First of all a big thank you for all your nice comments in my last post.
I got back to New Zealand very late on Monday night and my wonderful midwife had already gotten the early pregnancy unit to call me first thing Tuesday and had my D&C today. I know that miscarriage is a 'natural process' but quite frankly I couldn't contemplate waiting days or even weeks for my body to expel the womb contents when all I really want to do is to get on with my life.
So this morning off I went to Greenlane for the final stage of this pregnancy.
Unfortunately just as I was about to enter the centre, I came into contact with a man with placards reading 'thanks mum' with pictures of a little fetus on them and a phone number for pregnancy counselling services.
Fortunately I was most definitely in the 'anger' stage of the grieving process. I was livid that this man probably hadn't even considered in his rush to save the 'unborn' that there might be women walking into Greenlane with very much wanted but non-viable babies in our tummies who didn't need yet another reminder that our pregnancy had failed
And boy did I let him know.
I don't think I have ever experienced the kind of violent rage before in my life. I could literally see flashes of white as I sucked in air between screams.
Rather than feeling upset afterwards I felt oddly at peace. The anger at the injustice of why my pregnancy ended while other people more undeserving people get to keep their babies had been welling up inside for days.
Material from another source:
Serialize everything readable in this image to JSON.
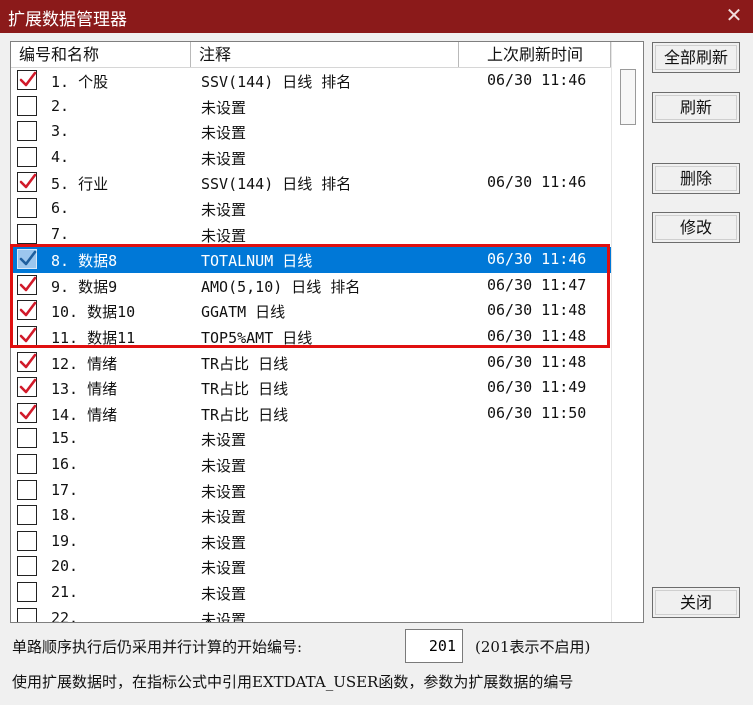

The Suit had experienced some of it but that placard holder was a giant fucking lightening rod for all my rage and quite frankly I can't think of more deserving target.
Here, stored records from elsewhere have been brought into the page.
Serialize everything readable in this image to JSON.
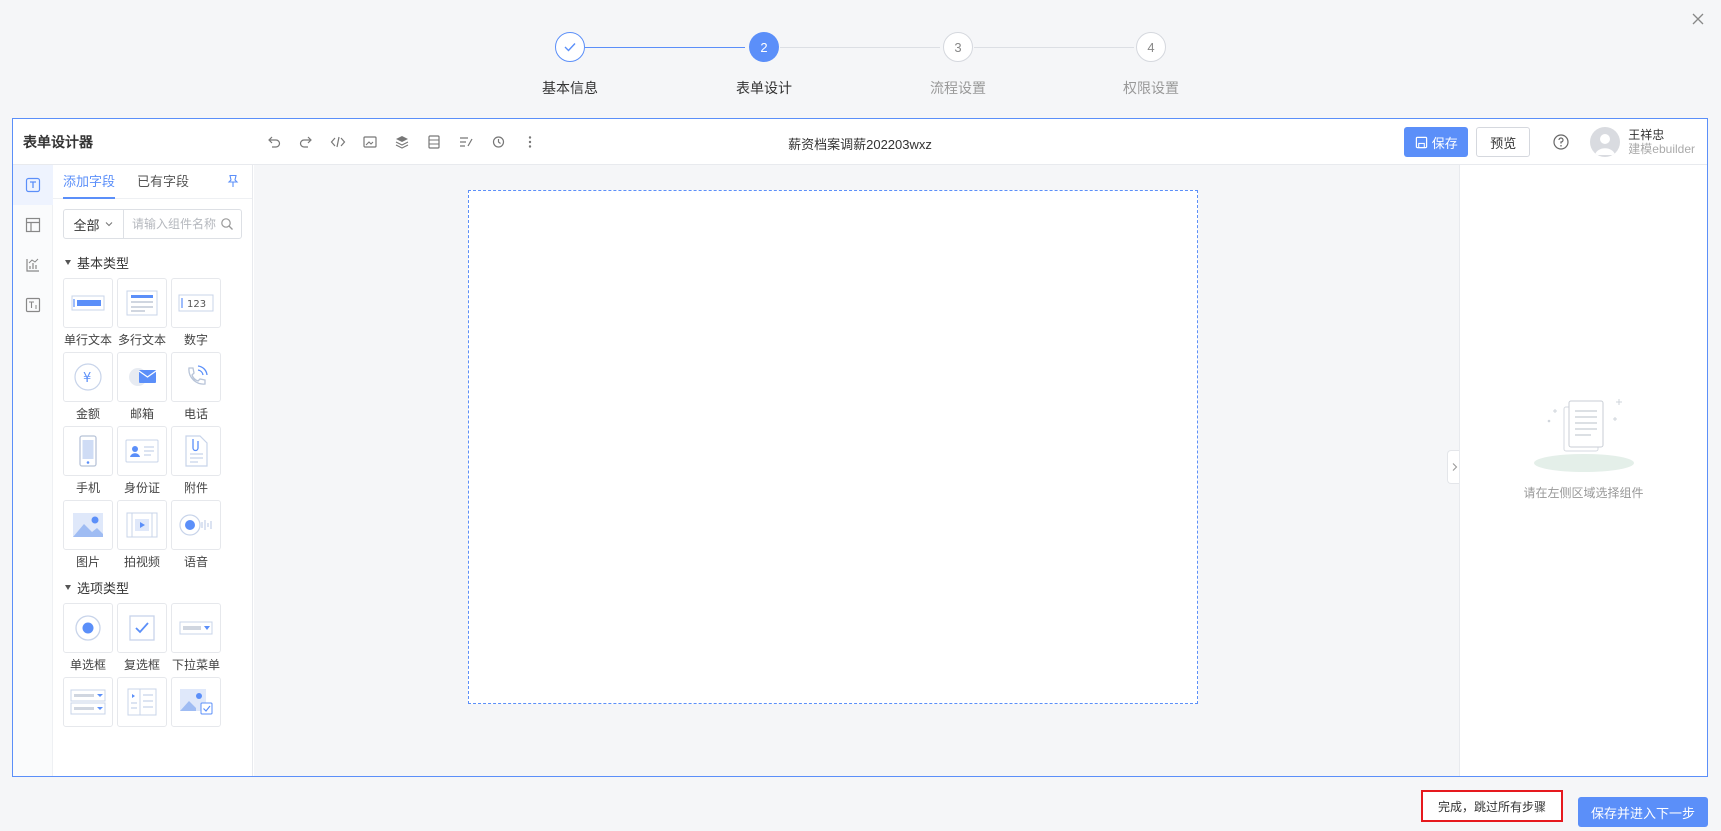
{
  "stepper": {
    "steps": [
      {
        "num": "✓",
        "label": "基本信息",
        "state": "done"
      },
      {
        "num": "2",
        "label": "表单设计",
        "state": "active"
      },
      {
        "num": "3",
        "label": "流程设置",
        "state": "todo"
      },
      {
        "num": "4",
        "label": "权限设置",
        "state": "todo"
      }
    ]
  },
  "designer": {
    "title": "表单设计器",
    "doc_name": "薪资档案调薪202203wxz",
    "save_label": "保存",
    "preview_label": "预览",
    "user": {
      "name": "王祥忠",
      "role": "建模ebuilder"
    }
  },
  "field_panel": {
    "tabs": [
      "添加字段",
      "已有字段"
    ],
    "filter_value": "全部",
    "search_placeholder": "请输入组件名称",
    "groups": [
      {
        "title": "基本类型",
        "items": [
          "单行文本",
          "多行文本",
          "数字",
          "金额",
          "邮箱",
          "电话",
          "手机",
          "身份证",
          "附件",
          "图片",
          "拍视频",
          "语音"
        ]
      },
      {
        "title": "选项类型",
        "items": [
          "单选框",
          "复选框",
          "下拉菜单",
          "",
          "",
          ""
        ]
      }
    ]
  },
  "prop_panel": {
    "empty_text": "请在左侧区域选择组件"
  },
  "footer": {
    "skip_label": "完成，跳过所有步骤",
    "next_label": "保存并进入下一步"
  },
  "colors": {
    "accent": "#5b8ff9",
    "highlight": "#e6191e"
  }
}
And it's not just because I disagree with his views.
It's because there's a time and place for everything even political debate. It is a mark of a civilized society that everyone, especially the people you might disagree with, deserves a bit of dignity in times of distress. I'd like to think my outburst might make this group stop and re-think their tactics but somehow I doubt it. Clearly their compassion only extends to those babies who could be born rather than the ones who never will. And as for the women who for one reason or another won't be giving birth, our humanity just doesn't matter.
P.S I could totally see why Michael Jackson could get hooked on the drugs they use for general anesthetic. Oh boy did I feel like I could fly like a fairy after waking up although that might have been from the huge amount of blood I lost afterwards.